Dancer, choreographer, anthropologist, and writer Katherine Dunham is a Kennedy Center honoree. She takes dance in new directions by combining modern and ballet techniques.
Esther Dyson is the chair of EDventure Holdings, a company focusing on information technology worldwide. Dyson is well respected for her insights into industry trends. She writes frequent articles on emerging digital technology and insightful analyses of such issues as the impact of the Internet on the U.S. education system.
Connie Chung is the first Asian American to anchor a national newscast at a major network. She says: “I don’t know what all of us can do to continue to press for more women, more minorities, but it’s just something that we all have to work on.”
Broadcast journalist Lesley Stahl begins hosting the television news program Face the Nation.

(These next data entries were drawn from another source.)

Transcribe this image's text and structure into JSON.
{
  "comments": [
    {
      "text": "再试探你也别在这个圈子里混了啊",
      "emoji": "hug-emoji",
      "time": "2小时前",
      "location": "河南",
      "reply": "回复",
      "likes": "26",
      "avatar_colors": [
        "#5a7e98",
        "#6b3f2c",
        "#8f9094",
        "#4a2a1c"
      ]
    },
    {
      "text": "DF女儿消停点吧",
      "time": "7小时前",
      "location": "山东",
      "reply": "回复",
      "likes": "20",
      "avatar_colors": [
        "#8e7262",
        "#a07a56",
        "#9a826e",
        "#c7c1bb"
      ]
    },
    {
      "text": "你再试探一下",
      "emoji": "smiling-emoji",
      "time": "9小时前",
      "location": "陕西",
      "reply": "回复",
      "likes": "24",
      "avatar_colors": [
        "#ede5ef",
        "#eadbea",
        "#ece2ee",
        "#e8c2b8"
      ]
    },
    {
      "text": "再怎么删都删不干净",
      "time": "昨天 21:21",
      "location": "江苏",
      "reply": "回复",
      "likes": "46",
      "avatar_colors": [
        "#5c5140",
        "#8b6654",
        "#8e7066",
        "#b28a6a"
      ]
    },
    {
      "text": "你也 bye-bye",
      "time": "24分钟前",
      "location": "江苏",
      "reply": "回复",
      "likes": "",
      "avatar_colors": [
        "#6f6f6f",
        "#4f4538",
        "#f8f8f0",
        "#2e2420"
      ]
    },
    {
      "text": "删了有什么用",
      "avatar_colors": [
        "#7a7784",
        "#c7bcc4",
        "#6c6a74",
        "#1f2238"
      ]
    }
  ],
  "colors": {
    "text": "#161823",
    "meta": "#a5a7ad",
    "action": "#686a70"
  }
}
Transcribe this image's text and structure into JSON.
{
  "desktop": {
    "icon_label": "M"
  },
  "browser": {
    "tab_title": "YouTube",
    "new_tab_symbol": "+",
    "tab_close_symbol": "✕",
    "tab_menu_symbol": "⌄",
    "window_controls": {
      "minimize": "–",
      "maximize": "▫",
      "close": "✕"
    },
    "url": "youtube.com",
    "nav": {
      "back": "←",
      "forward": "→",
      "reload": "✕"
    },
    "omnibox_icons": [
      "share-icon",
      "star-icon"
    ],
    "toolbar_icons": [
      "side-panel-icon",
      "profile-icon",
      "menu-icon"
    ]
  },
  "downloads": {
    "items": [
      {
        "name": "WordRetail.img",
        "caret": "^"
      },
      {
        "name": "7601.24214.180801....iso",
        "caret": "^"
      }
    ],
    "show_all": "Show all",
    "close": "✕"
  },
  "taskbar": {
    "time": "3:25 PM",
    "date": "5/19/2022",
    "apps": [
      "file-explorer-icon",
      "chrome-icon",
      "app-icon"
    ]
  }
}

Elizabeth Hanford Dole is appointed Secretary of Transportation; she later serves in a second administration as Secretary of Labor. After heading the Red Cross, she is elected to the Senate. On her career aspirations, Dole says: “Women share with men the need for personal success, even the taste for power, and no longer are we willing to satisfy those needs through the achievements of surrogates, whether husbands, children or merely role models.”

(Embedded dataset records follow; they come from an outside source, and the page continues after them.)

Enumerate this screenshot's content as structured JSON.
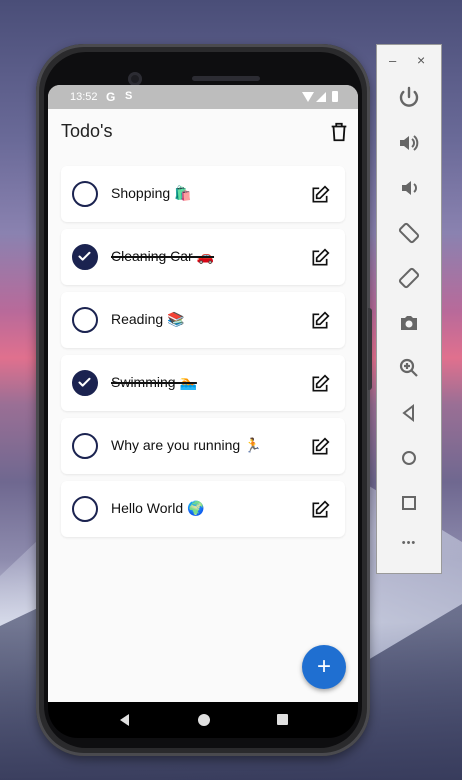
{
  "status_bar": {
    "time": "13:52",
    "icon_g": "G",
    "icon_s": "S"
  },
  "app": {
    "title": "Todo's"
  },
  "todos": [
    {
      "text": "Shopping 🛍️",
      "done": false
    },
    {
      "text": "Cleaning Car 🚗",
      "done": true
    },
    {
      "text": "Reading 📚",
      "done": false
    },
    {
      "text": "Swimming 🏊",
      "done": true
    },
    {
      "text": "Why are you running 🏃",
      "done": false
    },
    {
      "text": "Hello World 🌍",
      "done": false
    }
  ],
  "fab": {
    "label": "+"
  },
  "toolbar": {
    "minimize": "–",
    "close": "×",
    "more": "•••"
  },
  "colors": {
    "accent": "#1f6fd1",
    "check": "#1b2350"
  },
  "icons": [
    "power-icon",
    "volume-up-icon",
    "volume-down-icon",
    "rotate-left-icon",
    "rotate-right-icon",
    "camera-icon",
    "zoom-icon",
    "back-icon",
    "home-icon",
    "overview-icon",
    "more-icon"
  ]
}
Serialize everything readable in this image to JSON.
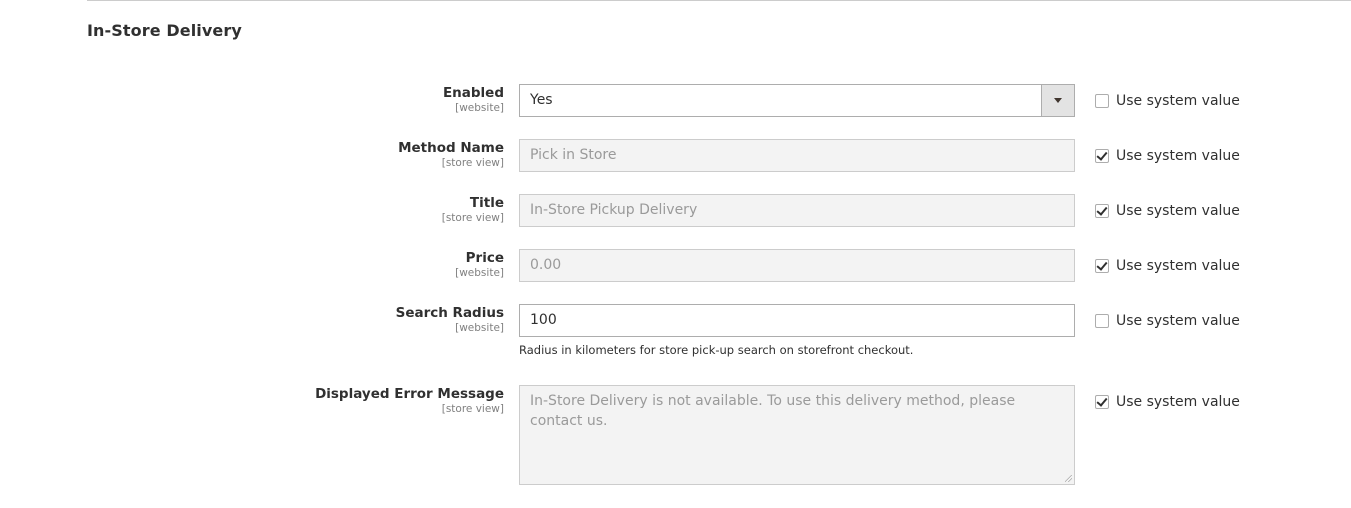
{
  "section": {
    "title": "In-Store Delivery"
  },
  "fields": [
    {
      "label": "Enabled",
      "scope": "[website]",
      "type": "select",
      "value": "Yes",
      "disabled": false,
      "use_system_value": false
    },
    {
      "label": "Method Name",
      "scope": "[store view]",
      "type": "text",
      "value": "Pick in Store",
      "disabled": true,
      "use_system_value": true
    },
    {
      "label": "Title",
      "scope": "[store view]",
      "type": "text",
      "value": "In-Store Pickup Delivery",
      "disabled": true,
      "use_system_value": true
    },
    {
      "label": "Price",
      "scope": "[website]",
      "type": "text",
      "value": "0.00",
      "disabled": true,
      "use_system_value": true
    },
    {
      "label": "Search Radius",
      "scope": "[website]",
      "type": "text",
      "value": "100",
      "disabled": false,
      "use_system_value": false,
      "note": "Radius in kilometers for store pick-up search on storefront checkout."
    },
    {
      "label": "Displayed Error Message",
      "scope": "[store view]",
      "type": "textarea",
      "value": "In-Store Delivery is not available. To use this delivery method, please contact us.",
      "disabled": true,
      "use_system_value": true
    }
  ],
  "use_system_value_label": "Use system value"
}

In 1983, photographer Marion Ettlinger refocuses her career to concentrate on taking pictures of book authors, a very specialized niche. Ettlinger’s work appears in more than six hundred books. In 2003, she collects two hundred portraits of contemporary writers for a coffee table book, Author Photo.
Geneticist Barbara McClintock is the first woman to win an unshared Nobel Prize in physiology or medicine for her discovery of the ability of genes to change positions on the chromosome (jumping genes).
Sally Ride is in the first group of American women astronauts; she is the first American woman to orbit the earth while aboard the space shuttle Challenger.